In a recent publication in the Journal of Visualized Experiments, this group demonstrated for the first time that their spheroid approach has the potential to provide a useful new tool for developing CAR T cells.

They generated spheroids using colorectal cancer cells – a type of cancer for which there is currently no effective CAR T cell therapy available. These cancer cells were modified so that they possessed a molecule on their cell surface called CD19, which is known to be recognized by certain CAR T cells. The researchers then incubated these spheroids with CD19-targeting CAR T cells and used advanced live imaging techniques to track the effect on cancer spheroids.

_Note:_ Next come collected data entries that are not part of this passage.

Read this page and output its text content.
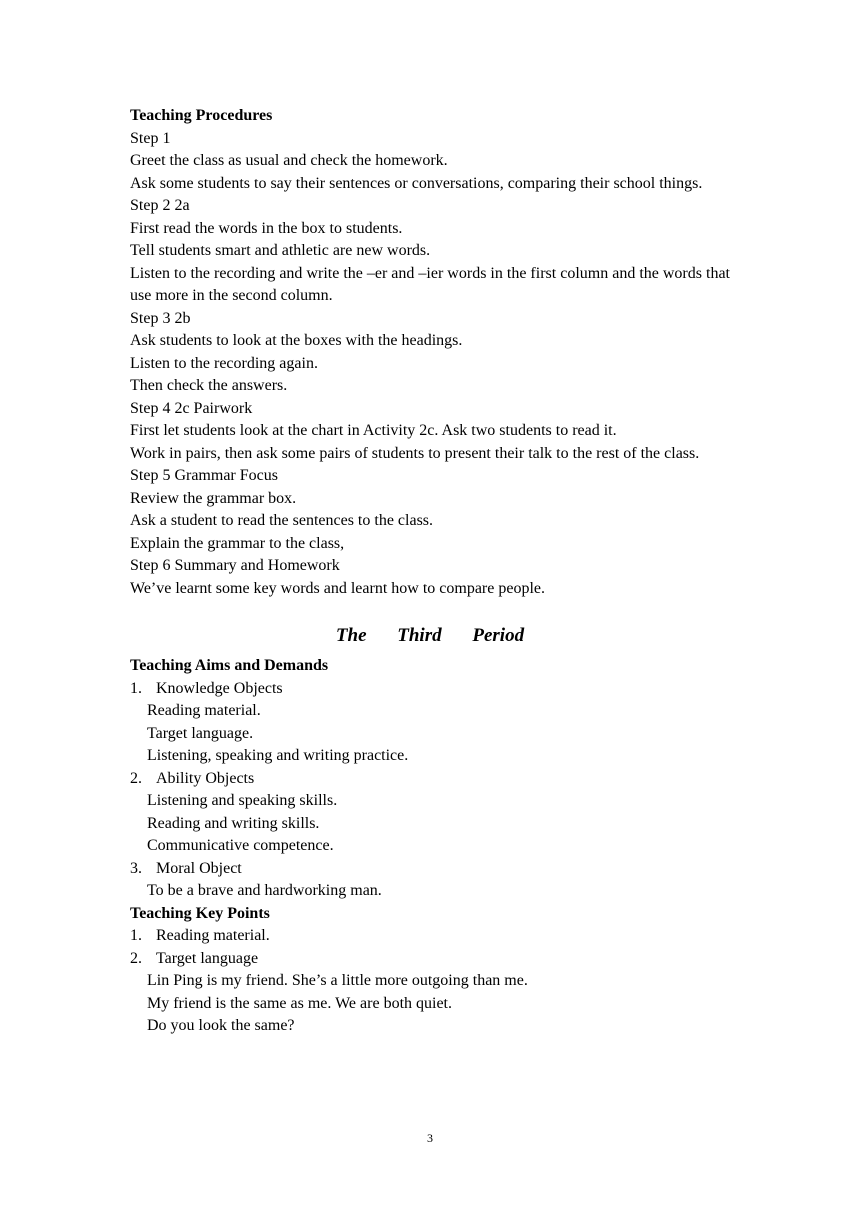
Teaching Procedures

Step 1

Greet the class as usual and check the homework.

Ask some students to say their sentences or conversations, comparing their school things.

Step 2 2a

First read the words in the box to students.

Tell students smart and athletic are new words.

Listen to the recording and write the –er and –ier words in the first column and the words that use more in the second column.

Step 3 2b

Ask students to look at the boxes with the headings.

Listen to the recording again.

Then check the answers.

Step 4 2c Pairwork

First let students look at the chart in Activity 2c. Ask two students to read it.

Work in pairs, then ask some pairs of students to present their talk to the rest of the class.

Step 5 Grammar Focus

Review the grammar box.

Ask a student to read the sentences to the class.

Explain the grammar to the class,

Step 6 Summary and Homework

We’ve learnt some key words and learnt how to compare people.

The Third Period

Teaching Aims and Demands

1. Knowledge Objects

Reading material.

Target language.

Listening, speaking and writing practice.

2. Ability Objects

Listening and speaking skills.

Reading and writing skills.

Communicative competence.

3. Moral Object

To be a brave and hardworking man.

Teaching Key Points

1. Reading material.

2. Target language

Lin Ping is my friend. She’s a little more outgoing than me.

My friend is the same as me. We are both quiet.

Do you look the same?

3
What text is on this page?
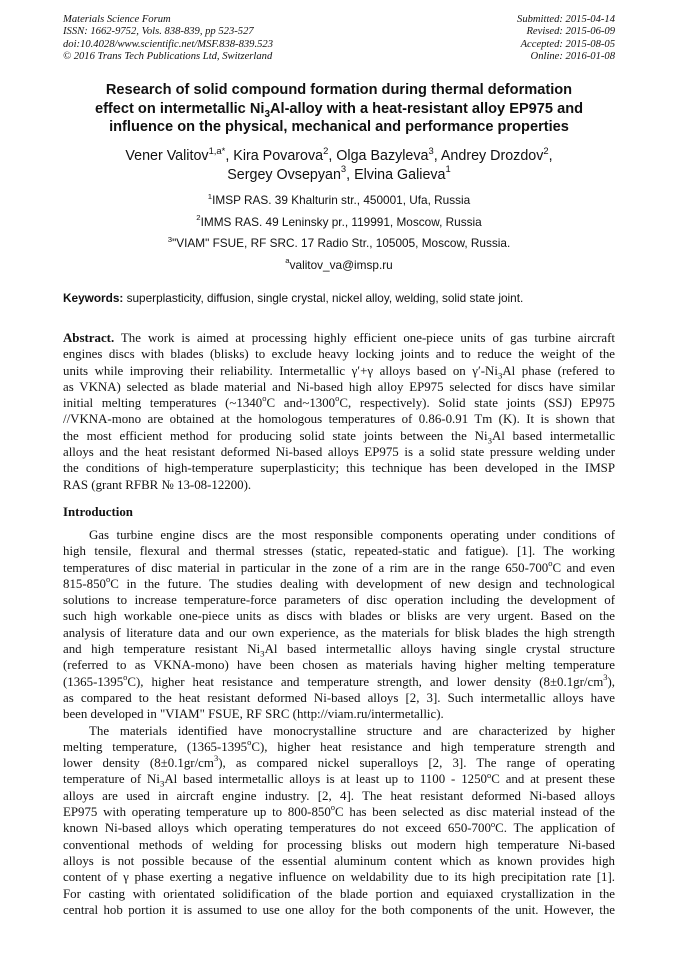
Materials Science Forum
ISSN: 1662-9752, Vols. 838-839, pp 523-527
doi:10.4028/www.scientific.net/MSF.838-839.523
© 2016 Trans Tech Publications Ltd, Switzerland
Submitted: 2015-04-14
Revised: 2015-06-09
Accepted: 2015-08-05
Online: 2016-01-08
Research of solid compound formation during thermal deformation
effect on intermetallic $Ni_3Al$-alloy with a heat-resistant alloy EP975 and
influence on the physical, mechanical and performance properties
Vener Valitov$^{1,a*}$, Kira Povarova$^2$, Olga Bazyleva$^3$, Andrey Drozdov$^2$,
Sergey Ovsepyan$^3$, Elvina Galieva$^1$
$^1$IMSP RAS. 39 Khalturin str., 450001, Ufa, Russia
$^2$IMMS RAS. 49 Leninsky pr., 119991, Moscow, Russia
$^3$"VIAM" FSUE, RF SRC. 17 Radio Str., 105005, Moscow, Russia.
$^a$valitov_va@imsp.ru
Keywords: superplasticity, diffusion, single crystal, nickel alloy, welding, solid state joint.
Abstract. The work is aimed at processing highly efficient one-piece units of gas turbine aircraft
engines discs with blades (blisks) to exclude heavy locking joints and to reduce the weight of the
units while improving their reliability. Intermetallic γ′+γ alloys based on $\gamma'-Ni_3Al$ phase (refered to
as VKNA) selected as blade material and Ni-based high alloy EP975 selected for discs have similar
initial melting temperatures (~1340$^o$C and~1300$^o$C, respectively). Solid state joints (SSJ) EP975
//VKNA-mono are obtained at the homologous temperatures of 0.86-0.91 Tm (K). It is shown that
the most efficient method for producing solid state joints between the $Ni_3Al$ based intermetallic
alloys and the heat resistant deformed Ni-based alloys EP975 is a solid state pressure welding under
the conditions of high-temperature superplasticity; this technique has been developed in the IMSP
RAS (grant RFBR № 13-08-12200).
Introduction
Gas turbine engine discs are the most responsible components operating under conditions of
high tensile, flexural and thermal stresses (static, repeated-static and fatigue). [1]. The working
temperatures of disc material in particular in the zone of a rim are in the range 650-700$^o$C and even
815-850$^o$C in the future. The studies dealing with development of new design and technological
solutions to increase temperature-force parameters of disc operation including the development of
such high workable one-piece units as discs with blades or blisks are very urgent. Based on the
analysis of literature data and our own experience, as the materials for blisk blades the high strength
and high temperature resistant $Ni_3Al$ based intermetallic alloys having single crystal structure
(referred to as VKNA-mono) have been chosen as materials having higher melting temperature
(1365-1395$^o$C), higher heat resistance and temperature strength, and lower density $(8\pm 0.1gr/cm^3)$,
as compared to the heat resistant deformed Ni-based alloys [2, 3]. Such intermetallic alloys have
been developed in "VIAM" FSUE, RF SRC (http://viam.ru/intermetallic).
The materials identified have monocrystalline structure and are characterized by higher
melting temperature, (1365-1395$^o$C), higher heat resistance and high temperature strength and
lower density $(8\pm 0.1gr/cm^3)$, as compared nickel superalloys [2, 3]. The range of operating
temperature of $Ni_3Al$ based intermetallic alloys is at least up to 1100 - 1250$^o$C and at present these
alloys are used in aircraft engine industry. [2, 4]. The heat resistant deformed Ni-based alloys
EP975 with operating temperature up to 800-850$^o$C has been selected as disc material instead of the
known Ni-based alloys which operating temperatures do not exceed 650-700$^o$C. The application of
conventional methods of welding for processing blisks out modern high temperature Ni-based
alloys is not possible because of the essential aluminum content which as known provides high
content of γ phase exerting a negative influence on weldability due to its high precipitation rate [1].
For casting with orientated solidification of the blade portion and equiaxed crystallization in the
central hob portion it is assumed to use one alloy for the both components of the unit. However, the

To help other research groups who would like to start using the spheroid technique, Dr. Wälchli’s publication is accompanied by this video which introduces the approach and provides a basic overview of how it works. The Journal of Visualized Experiments requires a subscription to see the entire video. You can also read a PDF of the article “A Spheroid Killing Assay by CAR T Cells” without a subscription.

 

Successful approach

As expected, shortly after adding CAR T cells, the researchers could detect that spheroids were shrinking due to cancer cell death, proving that their approach successfully measures CAR T cell-induced tumor clearance in a quantitative manner.

Discussing the work, Dr. Wälchli says, “We believe this method can help to answer key questions about using 3D structure tumors as a suitable alternative for testing new immunotherapy approaches.”

The approach now opens the door for testing a range of different target molecules in combination with new CAR T cells targeting those molecules.

 

Fast, affordable and straightforward

Dr. Wälchli believes many researchers could benefit from the spheroid technique. He continues,

“A major advantage to our approach is that it is fast, affordable and straightforward, meaning any research group with the right equipment can test the effect of their immunotherapy on 3D tumors before moving to animal models”.